Marooned seemed to her the appropriate term. There were the two old Siwashes and their dark-skinned brood. But they were little more to Stella than the insentient boulders that strewed the beach. She could not talk to them or they to her. Long since she had been surfeited with Katy John. If there were any primitive virtues in that dusky maiden they were well buried under the white man’s schooling. Katy’s demand upon life was very simple and in marked contrast to Stella Benton’s. Plenty of grub, no work, some cheap finery, and a man white or red, no matter, to make eyes at. Her horizon was bounded by Roaring Lake and the mission at Skookumchuck. She was therefore no mitigation of Stella’s loneliness.

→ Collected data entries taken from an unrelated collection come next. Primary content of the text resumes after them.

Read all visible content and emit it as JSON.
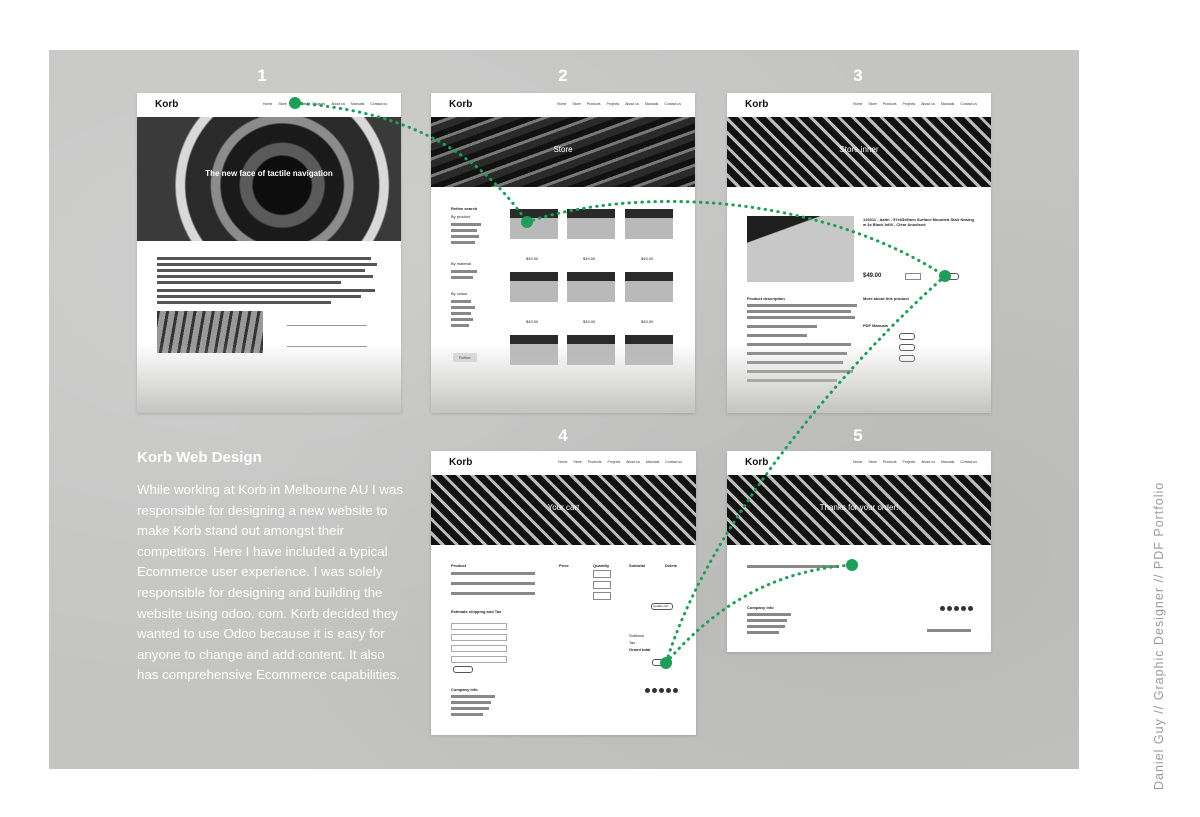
{
  "steps": [
    "1",
    "2",
    "3",
    "4",
    "5"
  ],
  "brand": "Korb",
  "nav": {
    "home_page": [
      "Home",
      "Store",
      "Products",
      "Projects",
      "About us",
      "Manuals",
      "Contact us"
    ],
    "other_pages": [
      "Home",
      "Store",
      "Products",
      "Projects",
      "About us",
      "Manuals",
      "Contact us"
    ]
  },
  "screens": {
    "home": {
      "hero_title": "The new face of tactile navigation"
    },
    "store": {
      "hero_title": "Store",
      "refine_label": "Refine search",
      "filter_groups": [
        "By product",
        "By material",
        "By colour"
      ],
      "refine_button": "Refine",
      "price": "$49.00"
    },
    "store_inner": {
      "hero_title": "Store inner",
      "product_title": "126311 - Aaltn - 57x65x5mm Surface Mounted Stair Nosing w 4x Black Infill - Clear Anodised",
      "price": "$49.00",
      "description_heading": "Product description",
      "more_heading": "More about this product",
      "manuals_heading": "PDF Manuals"
    },
    "cart": {
      "hero_title": "Your cart",
      "cols": [
        "Product",
        "Price",
        "Quantity",
        "Subtotal",
        "Delete"
      ],
      "shipping_heading": "Estimate shipping and Tax",
      "update_button": "Update cart",
      "totals": [
        "Subtotal",
        "Tax",
        "Grand total"
      ],
      "company_heading": "Company info"
    },
    "thanks": {
      "hero_title": "Thanks for your order!",
      "company_heading": "Company info"
    }
  },
  "caption": {
    "title": "Korb Web Design",
    "body": "While working at Korb in Melbourne AU I was responsible for designing a new website to make Korb stand out amongst their competitors. Here I have included a typical Ecommerce user experience. I was solely responsible for designing and building the website using odoo. com. Korb decided they wanted to use Odoo because it is easy for anyone to change and add content. It also has comprehensive Ecommerce capabilities."
  },
  "side_label": "Daniel Guy // Graphic Designer // PDF Portfolio",
  "colors": {
    "flow": "#1f9e5a",
    "board": "#c4c5c3"
  }
}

Nevertheless Stella resigned herself to make the best of it, and it proved a poor best. She could not detach herself sufficiently from the sordid realities to lose herself in day-dreaming. There was not a book in the camp save some ten-cent sensations she found in the bunkhouse, and these she had exhausted during Charlie’s first absence. The uncommon stillness of the camp oppressed her more than ever. Even the bluejays and squirrels seemed to sense its abandonment, seemed to take her as part of the inanimate fixtures, for they frisked and chattered about with uncommon fearlessness. The lake lay dead gray, glassy as some great irregular window in the crust of the earth. Only at rare intervals did sail or smoke dot its surface, and then far offshore. The woods stood breathless in the autumn sun. It was like being entombed. And there would be a long stretch of it, with only a recurrence of that deadly grind of kitchen work when the loggers came home again.

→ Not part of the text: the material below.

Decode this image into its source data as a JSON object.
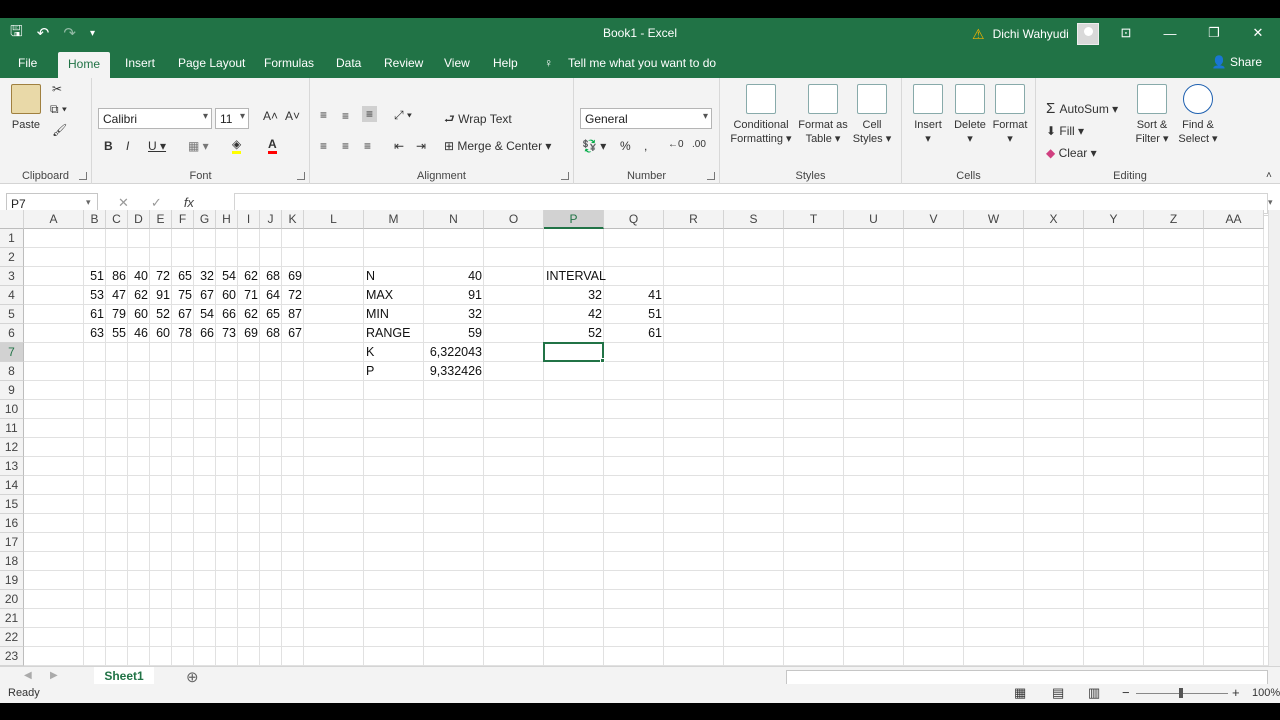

Some time during the next forenoon she went southerly along the lake shore on foot without object or destination, merely to satisfy in some measure the restless craving for action. Colorful turns of life, the more or less engrossing contact of various personalities, some new thing to be done, seen, admired, discussed, had been a part of her existence ever since she could remember. None of this touched her now. A dead weight of monotony rode her hard. There was the furtive wild life of the forest, the light of sun and sky, and the banked green of the forest that masked the steep granite slopes. She appreciated beauty, craved it indeed, but she could not satisfy her being with scenic effects alone. She craved, without being wholly aware of it, or altogether admitting it to herself, some human distraction in all that majestic solitude.
It was forthcoming. When she returned to camp at two o’clock, driven in by hunger, Jack Fyfe sat on the doorstep.
“How-de-do. I’ve come to bring you over to my place,” he announced quite casually.